As part of your preparation you should already have been practising past questions on the key areas, under both exam and non-exam conditions. You may want to continue doing this during the day.
Physical and mental preparation is also important. Drink lots of water, avoid tea, coffee etc. as you will need to get a good night’s sleep. Exercise is an incredibly effective method of reducing tension and stress so try to build into your day time for a run or brisk walk. Breathing exercises can help keep you calm so take some time for yourself during the day.
The night before - 5pm-10.30pm
The secret as to what you should do the night before the exam is to be realistic. You don’t have much time so won’t be able to cover everything. Try to get an overview of the subject and focus on what needs memorising. These are most likely to be standard formats, definitions, lists, formulas not given in the exam etc. Memorising should include some rewriting of key terms/definitions, talking out loud, drawing pictures, rehearsing mnemonics etc.
Make sure you are organised for the following day. Put to one side your exam entry documents, calculator, gum, mints - anything you’ll need for the exam. You don’t want to be thinking of where everything is in the morning. And crucially - make sure you know exactly what time you need to leave to get to the exam with about an hour to spare.
Sleep time - 10.30pm-6am
A good night’s sleep is so important. Avoid reading your notes and then going straight to bed. Pack your materials away, put notes ready for the morning, then go into another room if possible or even outside, maybe watch TV for 20 minutes, something trivial.

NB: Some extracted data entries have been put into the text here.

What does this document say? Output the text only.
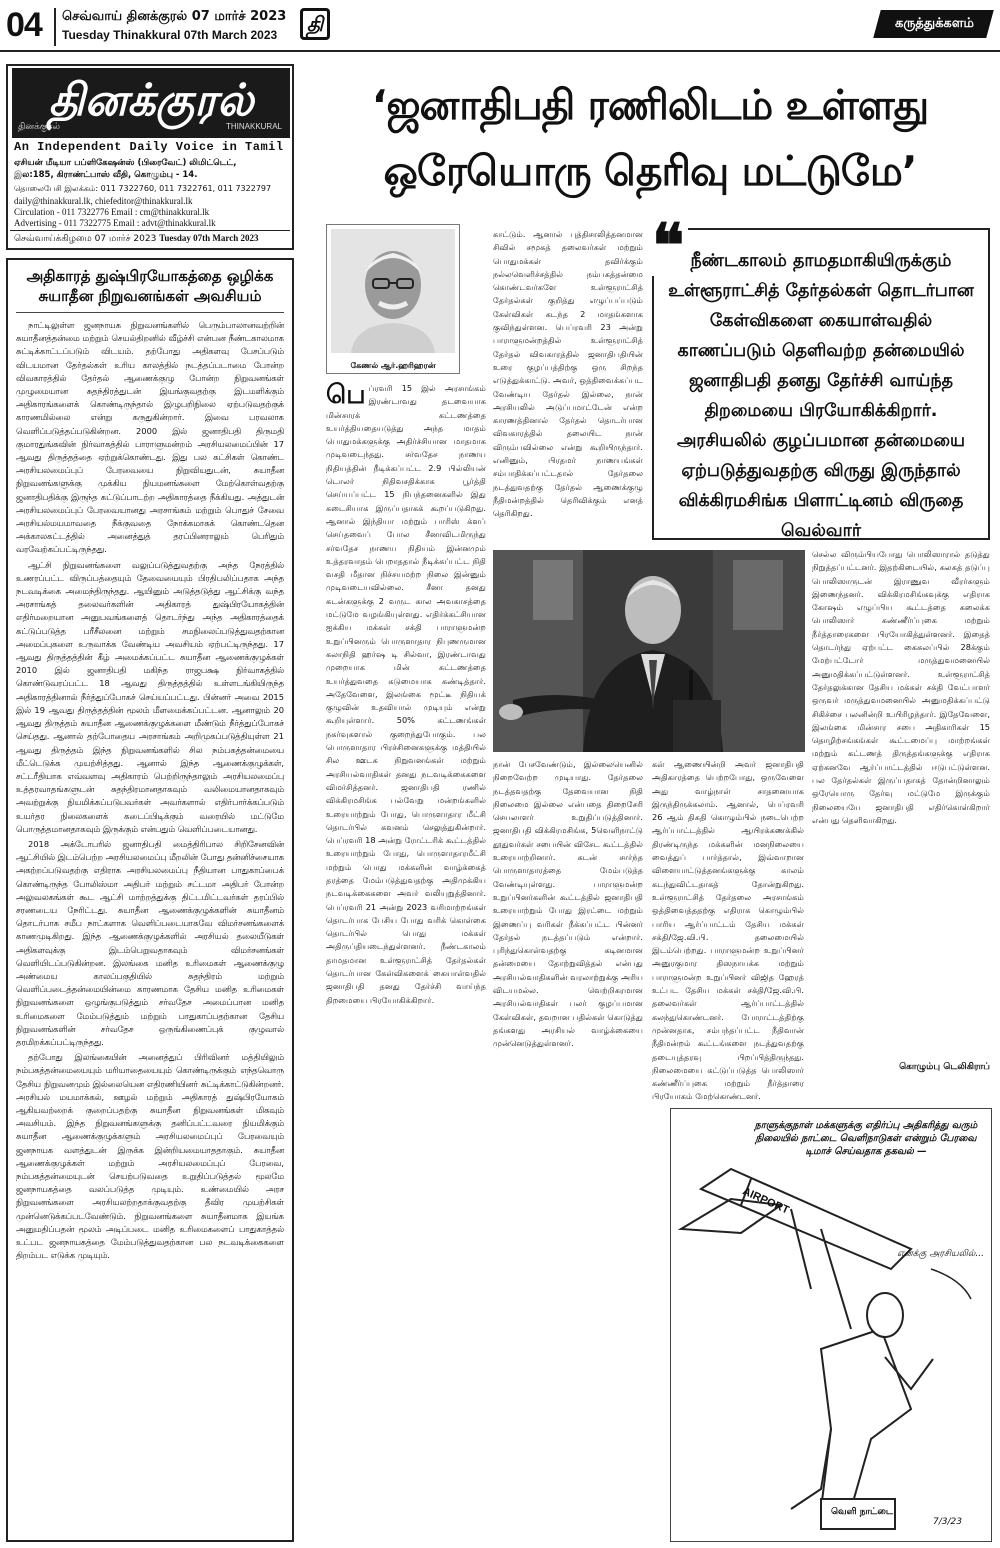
04 செவ்வாய் தினக்குரல் 07 மார்ச் 2023
Tuesday Thinakkural 07th March 2023	தி	கருத்துக்களம்
தினக்குரல்
தினக்குரல்	THINAKKURAL
An Independent Daily Voice in Tamil
ஏசியன் மீடியா பப்ளிகேஷன்ஸ் (பிரைவேட்) லிமிட்டெட்,
இல:185, கிராண்ட்பாஸ் வீதி, கொழும்பு - 14.
தொலைபேசி இலக்கம்: 011 7322760, 011 7322761, 011 7322797
daily@thinakkural.lk, chiefeditor@thinakkural.lk
Circulation - 011 7322776 Email : cm@thinakkural.lk
Advertising - 011 7322775 Email : advt@thinakkural.lk
செவ்வாய்க்கிழமை 07 மார்ச் 2023 Tuesday 07th March 2023
அதிகாரத் துஷ்பிரயோகத்தை ஒழிக்க
சுயாதீன நிறுவனங்கள் அவசியம்

நாட்டிலுள்ள ஜனநாயக நிறுவனங்களில் பெரும்பாலானவற்றின் சுயாதீனத்தன்மை மற்றும் செயல்திறனில் வீழ்ச்சி என்பன நீண்டகாலமாக சுட்டிக்காட்டப்படும் விடயம். தற்போது அதிகளவு பேசப்படும் விடயமான தேர்தல்கள் உரிய காலத்தில் நடத்தப்படாமை போன்ற விவகாரத்தில் தேர்தல் ஆணைக்குழு போன்ற நிறுவனங்கள் முழுமையான சுதந்திரத்துடன் இயங்குவதற்கு இடமளிக்கும் அதிகாரங்களைக் கொண்டிருந்தால் இழுபறிநிலை ஏற்படுவதற்குக் காரணமில்லை என்று கருதுகின்றார். இவை பரவலாக வெளிப்படுத்தப்படுகின்றன. 2000 இல் ஜனாதிபதி திருமதி குமாரதுங்கவின் நிர்வாகத்தில் பாராளுமன்றம் அரசியலமைப்பின் 17 ஆவது திருத்தத்தை ஏற்றுக்கொண்டது. இது பல கட்சிகள் கொண்ட அரசியலமைப்புப் பேரவையை நிறுவியதுடன், சுயாதீன நிறுவனங்களுக்கு முக்கிய நியமனங்களை மேற்கொள்வதற்கு ஜனாதிபதிக்கு இருந்த கட்டுப்பாடற்ற அதிகாரத்தை நீக்கியது. அத்துடன் அரசியலமைப்புப் பேரவையானது அரசாங்கம் மற்றும் பொதுச் சேவை அரசியல்மயமாவதை நீக்குவதை நோக்கமாகக் கொண்டதென அக்காலகட்டத்தில் அனைத்துத் தரப்பினராலும் பெரிதும் வரவேற்கப்பட்டிருந்தது.

ஆட்சி நிறுவனங்களை வலுப்படுத்துவதற்கு அந்த நேரத்தில் உணரப்பட்ட விருப்பத்தையும் தேவையையும் பிரதிபலிப்பதாக அந்த நடவடிக்கை அமைந்திருந்தது. ஆயினும் அடுத்தடுத்து ஆட்சிக்கு வந்த அரசாங்கத் தலைவர்களின் அதிகாரத் துஷ்பிரயோகத்தின் எதிர்மறையான அனுபவங்களைத் தொடர்ந்து அந்த அதிகாரத்தைக் கட்டுப்படுத்த பரீசீலனை மற்றும் சமநிலைப்படுத்துவதற்கான அமைப்புகளை உருவாக்க வேண்டிய அவசியம் ஏற்பட்டிருந்தது. 17 ஆவது திருத்தத்தின் கீழ் அமைக்கப்பட்ட சுயாதீன ஆணைக்குழுக்கள் 2010 இல் ஜனாதிபதி மகிந்த ராஜபக்ஷ நிர்வாகத்தில் கொண்டுவரப்பட்ட 18 ஆவது திருத்தத்தில் உள்ளடங்கியிருந்த அதிகாரத்தினால் நீர்த்துப்போகச் செய்யப்பட்டது. பின்னர் அவை 2015 இல் 19 ஆவது திருத்தத்தின் மூலம் மீளமைக்கப்பட்டன. ஆனாலும் 20 ஆவது திருத்தம் சுயாதீன ஆணைக்குழுக்களை மீண்டும் நீர்த்துப்போகச் செய்தது. ஆனால் தற்போதைய அரசாங்கம் அறிமுகப்படுத்தியுள்ள 21 ஆவது திருத்தம் இந்த நிறுவனங்களில் சில நம்பகத்தன்மையை மீட்டெடுக்க முயற்சித்தது. ஆனால் இந்த ஆணைக்குழுக்கள், சட்டரீதியாக எவ்வளவு அதிகாரம் பெற்றிருந்தாலும் அரசியலமைப்பு உத்தரவாதங்களுடன் சுதந்திரமானதாகவும் வலிமையானதாகவும் அவற்றுக்கு நியமிக்கப்படுபவர்கள் அவர்களால் எதிர்பார்க்கப்படும் உயர்தர நிலைகளைக் கடைப்பிடிக்கும் வரையில் மட்டுமே பொருத்தமானதாகவும் இருக்கும் என்பதும் வெளிப்படையானது.

2018 அக்டோபரில் ஜனாதிபதி மைத்திரிபால சிறிசேனவின் ஆட்சியில் இடம்பெற்ற அரசியலமைப்பு மீறலின் போது தன்னிச்சையாக அகற்றப்படுவதற்கு எதிராக அரசியலமைப்பு நீதியான பாதுகாப்பைக் கொண்டிருந்த போலிஸ்மா அதிபர் மற்றும் சட்டமா அதிபர் போன்ற அலுவலகங்கள் கூட ஆட்சி மாற்றத்துக்கு திட்டமிட்டவர்கள் தரப்பில் சரணடைய நேரிட்டது. சுயாதீன ஆணைக்குழுக்களின் சுயாதீனம் தொடர்பாக சமீப நாட்களாக வெளிப்படையாகவே விமர்சனங்களைக் காணமுடிகிறது. இந்த ஆணைக்குழுக்களில் அரசியல் தலையீடுகள் அதிகளவுக்கு இடம்பெறுவதாகவும் விமர்சனங்கள் வெளியிடப்படுகின்றன. இலங்கை மனித உரிமைகள் ஆணைக்குழு அண்மைய காலப்பகுதியில் சுதந்திரம் மற்றும் வெளிப்படைத்தன்மையின்மை காரணமாக தேசிய மனித உரிமைகள் நிறுவனங்களை ஒழுங்குபடுத்தும் சர்வதேச அமைப்பான மனித உரிமைகளை மேம்படுத்தும் மற்றும் பாதுகாப்பதற்கான தேசிய நிறுவனங்களின் சர்வதேச ஒருங்கிணைப்புக் குழுவால் தரமிறக்கப்பட்டிருந்தது.

தற்போது இலங்கையின் அனைத்துப் பிரிவினர் மத்தியிலும் நம்பகத்தன்மையையும் மரியாதையையும் கொண்டிருக்கும் எந்தவொரு தேசிய நிறுவனமும் இல்லையென எதிரணியினர் சுட்டிக்காட்டுகின்றனர். அரசியல் மயமாக்கல், ஊழல் மற்றும் அதிகாரத் துஷ்பிரயோகம் ஆகியவற்றைக் குறைப்பதற்கு சுயாதீன நிறுவனங்கள் மிகவும் அவசியம். இந்த நிறுவனங்களுக்கு தனிப்பட்டவரை நியமிக்கும் சுயாதீன ஆணைக்குழுக்களும் அரசியலமைப்புப் பேரவையும் ஜனநாயக வளத்துடன் இருக்க இன்றியமையாததாகும். சுயாதீன ஆணைக்குழுக்கள் மற்றும் அரசியலமைப்புப் பேரவை, நம்பகத்தன்மையுடன் செயற்படுவதை உறுதிப்படுத்தல் மூலமே ஜனநாயகத்தை வலப்படுத்த முடியும். உண்மையில் அரச நிறுவனங்களை அரசியலற்றதாக்குவதற்கு தீவிர முயற்சிகள் முன்னெடுக்கப்படவேண்டும். நிறுவனங்களை சுயாதீனமாக இயங்க அனுமதிப்பதன் மூலம் அடிப்படை மனித உரிமைகளைப் பாதுகாத்தல் உட்பட ஜனநாயகத்தை மேம்படுத்துவதற்கான பல நடவடிக்கைகளை திறம்பட எடுக்க முடியும்.

‘ஜனாதிபதி ரணிலிடம் உள்ளது
ஒரேயொரு தெரிவு மட்டுமே’
கேணல் ஆர்.ஹரிஹரன்
❝ நீண்டகாலம் தாமதமாகியிருக்கும் உள்ளூராட்சித் தேர்தல்கள் தொடர்பான கேள்விகளை கையாள்வதில் காணப்படும் தெளிவற்ற தன்மையில் ஜனாதிபதி தனது தேர்ச்சி வாய்ந்த திறமையை பிரயோகிக்கிறார். அரசியலில் குழப்பமான தன்மையை ஏற்படுத்துவதற்கு விருது இருந்தால் விக்கிரமசிங்க பிளாட்டினம் விருதை வெல்வார்

பெப்ரவரி 15 இல் அரசாங்கம் இரண்டாவது தடவையாக மின்சாரக் கட்டணத்தை உயர்த்தியதையடுத்து அந்த மாதம் பொதுமக்களுக்கு அதிர்ச்சியான மாதமாக முடிவடைந்தது. சர்வதேச நாணய நிதியத்தின் நீடிக்கப்பட்ட 2.9 பில்லியன் டொலர் நிதிவசதிக்காக பூர்த்தி செய்யப்பட்ட 15 நிபந்தனைகளில் இது கடைசியாக இருப்பதாகக் கூறப்படுகிறது. ஆனால் இந்தியா மற்றும் பாரிஸ் க்ளப் செய்தவைப் போல சீனாவிடமிருந்து சர்வதேச நாணய நிதியம் இன்னமும் உத்தரவாதம் பெறாததால் நீடிக்கப்பட்ட நிதி வசதி மீதான நிச்சயமற்ற நிலை இன்னும் முடிவடையவில்லை. சீனா தனது கடன்களுக்கு 2 வருட கால அவகாசத்தை மட்டுமே வழங்கியுள்ளது. எதிர்க்கட்சியான ஐக்கிய மக்கள் சக்தி பாராளுமன்ற உறுப்பினரும் பொருளாதார நிபுணருமான கலாநிதி ஹர்ஷ டி சில்வா, இரண்டாவது முறையாக மின் கட்டணத்தை உயர்த்துவதை கடுமையாக கண்டித்தார். அதேவேளை, இலங்கை மூட்டீ நிதியக் குழுவின் உதவியால் முடியும் என்று கூறியுள்ளார். 50% கட்டணங்கள் நகர்வுகளால் குறைந்துபோகும். பல பொருளாதார பிரச்சினைகளுக்கு மத்தியில் சில ஊடக நிறுவனங்கள் மற்றும் அரசியல்வாதிகள் தனது நடவடிக்கைகளை விமர்சித்தனர். ஜனாதிபதி ரணில் விக்கிரமசிங்க பல்வேறு மன்றங்களில் உரையாற்றும் போது, பொருளாதார மீட்சி தொடர்பில் கவனம் செலுத்துகின்றார். பெப்ரவரி 18 அன்று ரோட்டரிக் கூட்டத்தில் உரையாற்றும் போது, பொருளாதாரமீட்சி மற்றும் பொது மக்களின் வாழ்க்கைத் தரத்தை மேம்படுத்துவதற்கு அதிமுக்கிய நடவடிக்கைகளை அவர் வலியுறுத்தினார். பெப்ரவரி 21 அன்று 2023 வரிமாற்றங்கள் தொடர்பாக பேசிய போது வரிக் கொள்கை தொடர்பில் பொது மக்கள் அதிருப்தியடைந்துள்ளனர். நீண்டகாலம் தாமதமான உள்ளூராட்சித் தேர்தல்கள் தொடர்பான கேள்விகளைக் கையாள்வதில் ஜனாதிபதி தனது தேர்ச்சி வாய்ந்த திறமையை பிரயோகிக்கிறார்.

காட்டும். ஆனால் புத்திசாலித்தனமான சிவில் சமூகத் தலைவர்கள் மற்றும் பொதுமக்கள் தவிர்க்கும் நல்லவெளிச்சத்தில் நம்பகத்தன்மை கொண்டவர்களே உள்ளூராட்சித் தேர்தல்கள் குறித்து எழுப்பப்படும் கேள்விகள் கடந்த 2 மாதங்களாக குவிந்துள்ளன. பெப்ரவரி 23 அன்று பாராளுமன்றத்தில் உள்ளூராட்சித் தேர்தல் விவகாரத்தில் ஜனாதிபதியின் உரை குழப்பத்திற்கு ஒரு சிறந்த எடுத்துக்காட்டு. அவர், ஒத்திவைக்கப்பட வேண்டிய தேர்தல் இல்லை, நான் அரசியலில் அடுப்பமாட்டேன் என்ற காரணத்தினால் தேர்தல் தொடர்பான விவகாரத்தில் தலையிட நான் விரும்பவில்லை என்று கூறியிருந்தார். எனினும், பிரதமர் நாணயங்கள் சம்பாதிக்கப்பட்டதால் தேர்தலை நடத்துவதற்கு தேர்தல் ஆணைக்குழு நீதிமன்றத்தில் தெரிவிக்கும் எனத் தெரிகிறது.

நான் பேசவேண்டும், இல்லையெனில் நிறைவேற்ற முடியாது. தேர்தலை நடத்தவதற்கு தேவையான நிதி நிலைமை இல்லை என்பதை திறைசேரி செயலாளர் உறுதிப்படுத்தினார். ஜனாதிபதி விக்கிரமசிங்க, 5வெளிநாட்டு தூதுவர்கள் சபையின் விசேட கூட்டத்தில் உரையாற்றினார். கடன் சார்ந்த பொருளாதாரத்தை மேம்படுத்த வேண்டியுள்ளது. பாராளுமன்ற உறுப்பினர்களின் கூட்டத்தில் ஜனாதிபதி உரையாற்றும் போது இரட்டை மற்றும் இணைப்பு வரிகள் நீக்கப்பட்ட பின்னர் தேர்தல் நடத்தப்படும் என்றார். புரிந்துகொள்வதற்கு கடினமான தன்மையை தோற்றுவித்தல் என்பது அரசியல்வாதிகளின் வரலாற்றுக்கு அரிய விடயமல்ல. வெற்றிகரமான அரசியல்வாதிகள் பலர் குழப்பமான கேள்விகள், தவறான பதில்கள் கொடுத்து தங்களது அரசியல் வாழ்க்கையை முன்னெடுத்துள்ளனர்.

கள் ஆணையின்றி அவர் ஜனாதிபதி அதிகாரத்தை பெற்றபோது, ஒருவேளை அது வாழ்நாள் சாதனையாக இருந்திருக்கலாம். ஆனால், பெப்ரவரி 26 ஆம் திகதி கொழும்பில் நடைபெற்ற ஆர்ப்பாட்டத்தில் ஆயிரக்கணக்கில் திரண்டிருந்த மக்களின் மனநிலையை வைத்துப் பார்த்தால், இவ்வாறான விளையாட்டுத்தனங்களுக்கு காலம் கடந்துவிட்டதாகத் தோன்றுகிறது. உள்ளூராட்சித் தேர்தலை அரசாங்கம் ஒத்திவைத்ததற்கு எதிராக கொழும்பில் பாரிய ஆர்ப்பாட்டம் தேசிய மக்கள் சக்தி/ஜே.வி.பி. தலைமையில் இடம்பெற்றது. பாராளுமன்ற உறுப்பினர் அனுரகுமார திஸநாயக்க மற்றும் பாராளுமன்ற உறுப்பினர் விஜித ஹேரத் உட்பட தேசிய மக்கள் சக்தி/ஜே.வி.பி. தலைவர்கள் ஆர்ப்பாட்டத்தில் கலந்துகொண்டனர். போராட்டத்திற்கு முன்னதாக, சம்பந்தப்பட்ட நீதிவான் நீதிமன்றம் கூட்டங்களை நடத்துவதற்கு தடையுத்தரவு பிறப்பித்திருந்தது. நிலைமையை கட்டுப்படுத்த பொலிஸார் கண்ணீர்ப்புகை மற்றும் நீர்த்தாரை பிரயோகம் மேற்கொண்டனர்.

செல்ல விரும்பியபோது பொலிஸாரால் தடுத்து நிறுத்தப்பட்டனர். இதற்கிடையில், கலகத் தடுப்பு பொலிஸாருடன் இராணுவ வீரர்களும் இணைந்தனர். விக்கிரமசிங்கவுக்கு எதிராக கோஷம் எழுப்பிய கூட்டத்தை கலைக்க பொலிஸார் கண்ணீர்ப்புகை மற்றும் நீர்த்தாரைகளை பிரயோகித்துள்ளனர். இதைத் தொடர்ந்து ஏற்பட்ட கைகலப்பில் 28க்கும் மேற்பட்டோர் மருத்துவமனையில் அனுமதிக்கப்பட்டுள்ளனர். உள்ளூராட்சித் தேர்தலுக்கான தேசிய மக்கள் சக்தி வேட்பாளர் ஒருவர் மருத்துவமனையில் அனுமதிக்கப்பட்டு சிகிச்சை பலனின்றி உயிரிழந்தார். இதேவேளை, இலங்கை மின்சார சபை அதிகாரிகள் 15 தொழிற்சங்கங்கள் கூட்டமைப்பு மாற்றங்கள் மற்றும் கட்டணத் திருத்தங்களுக்கு எதிராக ஏற்கனவே ஆர்ப்பாட்டத்தில் ஈடுபட்டுள்ளன. பல தேர்தல்கள் இருப்பதாகத் தோன்றினாலும் ஒரேயொரு தேர்வு மட்டுமே இருக்கும் நிலையையே ஜனாதிபதி எதிர்கொள்கிறார் என்பது தெளிவாகிறது.

கொழும்பு டெலிகிராப்
நாளுக்குநாள் மக்களுக்கு எதிர்ப்பு அதிகரித்து வரும் நிலையில் நாட்டை வெளிநாடுகள் என்றும் பேரவை டிமாச் செய்வதாக தகவல் —
AIRPORT
எனக்கு அரசியலில்...
வெளி நாட்டை
7/3/23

You need to wind down from studying, and relaxation leads to sleep.
And finally, keep a positive attitude. Think about what you know and are good at, and not what you don’t know and are bad at. Keep telling yourself you have done everything possible, and if you follow these steps you will have. Thinking you know nothing and should have done more will not help at this stage. Negativity is not your friend. Believe in yourself.
The morning of the exam - 6am-8am
Set your alarm early enough to give you another half an hour, or even an hour of revision. You don’t need to get out of bed, just continue memorising your notes. This is now about little and often, short 10 minute intervals. Grab a shower and get your brain going - recite things while you wash - you’ll be amazed by what you remember at strange times.
1 hour before the exam - 8am-8.45am
Whatever you do after arriving at the exam centre is personal. Some people prefer to sit on their own, reviewing the revision notes. Don’t bother taking your course notes, you won’t need them. This is still very much about short term memory. Other people prefer to talk, chatting about nothing, just to keep their mind off the exam. Both are fine ways to cope just before the exam.
And it’s over
Afterwards is also personal. Many people will go home straight away, but some will want to talk through what was in the exam, looking perhaps for some confirmation they have not made a complete mess of it. Most importantly, if you have another exam, go home, put your old revision notes to one side, forget everything and start on your next subject.
What you do in the final 24 hours can make a significant difference to your exam result but it only improves your chances, it is not a substitute for hard work and a well-structured period of study beforehand.